Munger, a Tennessee native whose parents worked on the Manhattan Project, works for the Knoxville News Sentinel and previously for the Memphis Commercial Appeal as well as the Evansville Courier & Press in Indiana. He currently runs the blog Atomic City Underground, which focuses on matters of nuclear security and technology.
For about an hour, Munger spoke about the balance he must strike between being a journalist and informing the public on matters they have a right to know, while trying to get information out of one the most secure government installations in the country, and its programs.
As an example, in 1994 when Munger started to investigate what Project Sapphire was, (a secret program to remove nuclear material from Kazakhstan) he recalls government officials calling Scripps, his newspaper's parent company. They demanded he not print a word, while he himself was still in the dark about even the basic function of the program.

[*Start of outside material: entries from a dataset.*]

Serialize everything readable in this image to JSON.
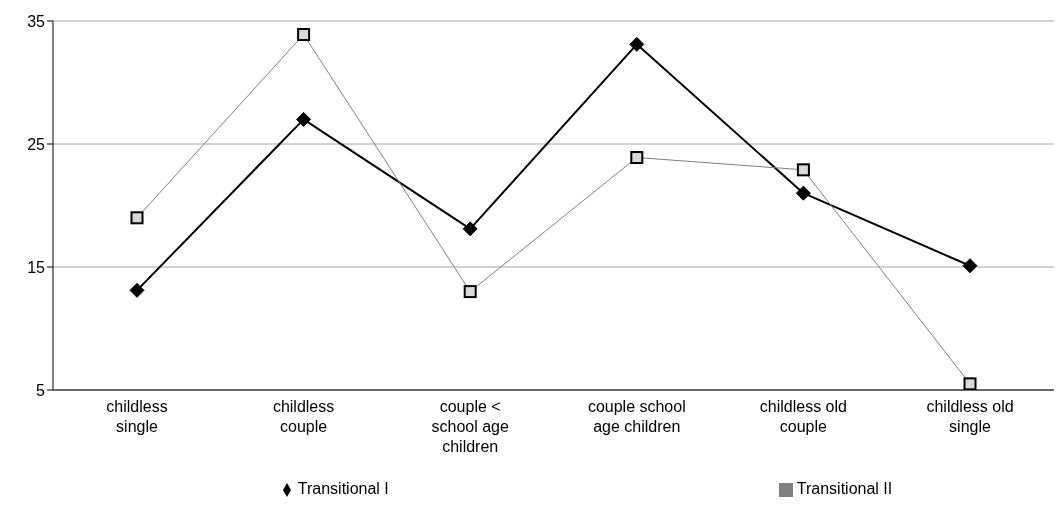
{
  "chart_data": {
    "type": "line",
    "categories": [
      "childless single",
      "childless couple",
      "couple < school age children",
      "couple school age children",
      "childless old couple",
      "childless old single"
    ],
    "series": [
      {
        "name": "Transitional I",
        "color": "#000000",
        "marker": "diamond",
        "values": [
          13.1,
          27.0,
          18.1,
          33.1,
          21.0,
          15.1
        ]
      },
      {
        "name": "Transitional II",
        "color": "#808080",
        "marker": "square",
        "values": [
          19.0,
          33.9,
          13.0,
          23.9,
          22.9,
          5.5
        ]
      }
    ],
    "ylim": [
      5,
      35
    ],
    "yticks": [
      5,
      15,
      25,
      35
    ],
    "grid": "y",
    "legend": "bottom",
    "line_style": "solid"
  }
}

He also noted how much more difficult the job has become in the recent years, with the government becoming more secretive and not forthcoming with even basic, unclassified information.
While in the past Munger had enjoyed much more access to information concerning the site, today he notes that after 9/11 it has become near impossible to get even the most basic, public information from those in charge without some kind of delay.

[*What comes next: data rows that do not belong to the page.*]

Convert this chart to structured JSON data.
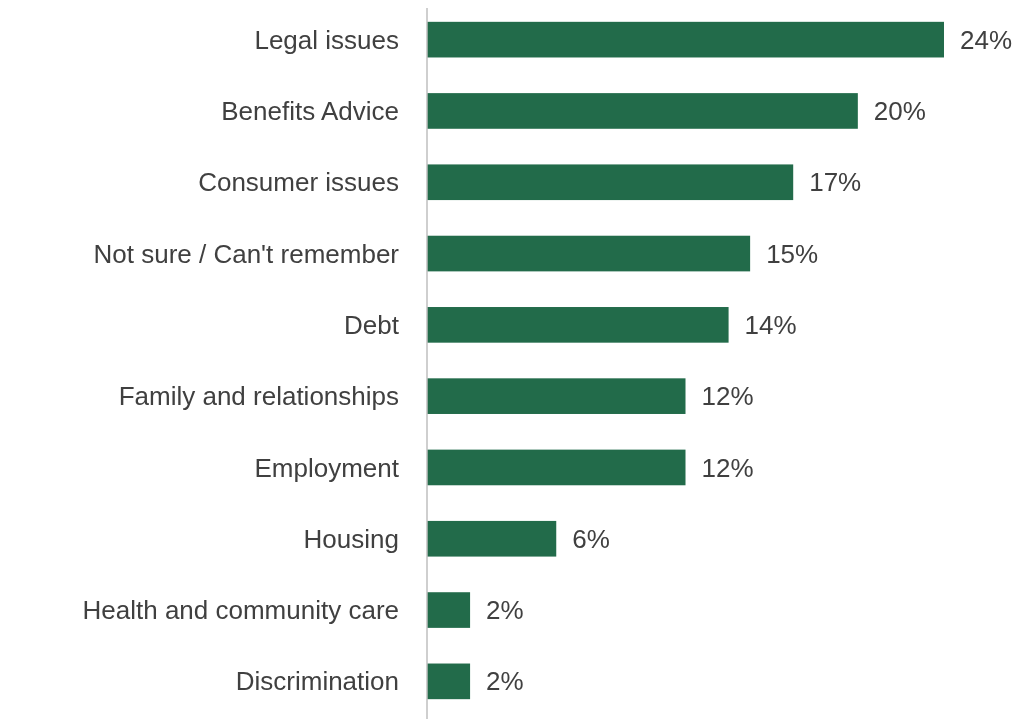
{
  "chart_data": {
    "type": "bar",
    "orientation": "horizontal",
    "categories": [
      "Legal issues",
      "Benefits Advice",
      "Consumer issues",
      "Not sure / Can't remember",
      "Debt",
      "Family and relationships",
      "Employment",
      "Housing",
      "Health and community care",
      "Discrimination"
    ],
    "values": [
      24,
      20,
      17,
      15,
      14,
      12,
      12,
      6,
      2,
      2
    ],
    "value_labels": [
      "24%",
      "20%",
      "17%",
      "15%",
      "14%",
      "12%",
      "12%",
      "6%",
      "2%",
      "2%"
    ],
    "color": "#226b4a"
  }
}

"I think if I were to ask someone today 'What is the name of that little creek that starts in the middle of Y-12 and flows through much of Oak Ridge?' I think they'd probably have to take about three days to come back and confirm that was the East Fork Poplar Creek. Because I'm serious, even the simplest of questions don't come back the same day," Munger said.

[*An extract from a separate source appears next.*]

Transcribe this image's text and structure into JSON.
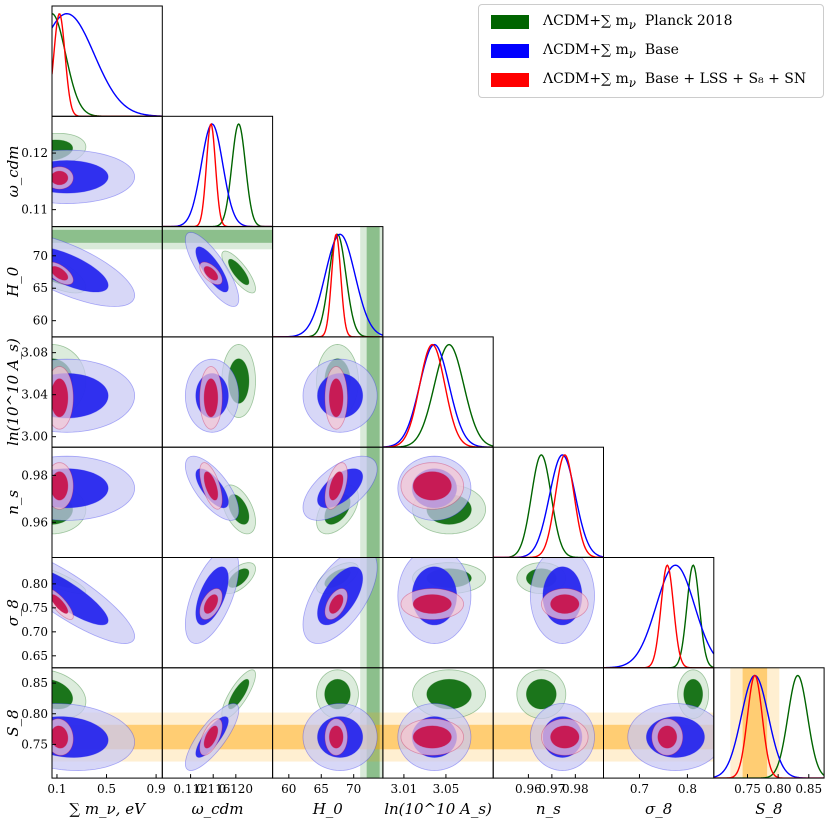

However, Dr. Howard Hall, head of the Department of Nuclear Engineering and founder of the Institute for Nuclear Security, believes that the U.S. will swing back to a more open government, but that it will take time. He also notes that the matter of openness in governments goes through phases but that "these things cycle in years, not months."
"It's going to take a while for the system to relax back to a more normal mode of operation," Hall said. "I think it will, eventually someone is going to come in and say '...If you don't have transparency, we don't have accountability.'"
As part of the Institute for Nuclear Security's monthly brown bag lunch series, this month's speaker will be Ray Smith, the official historian for the Y-12 plant. Smith is scheduled to give his talk, Stories From the Secret City Aug. 30 at the Baker Center. The event will start at noon and is free and open to the public.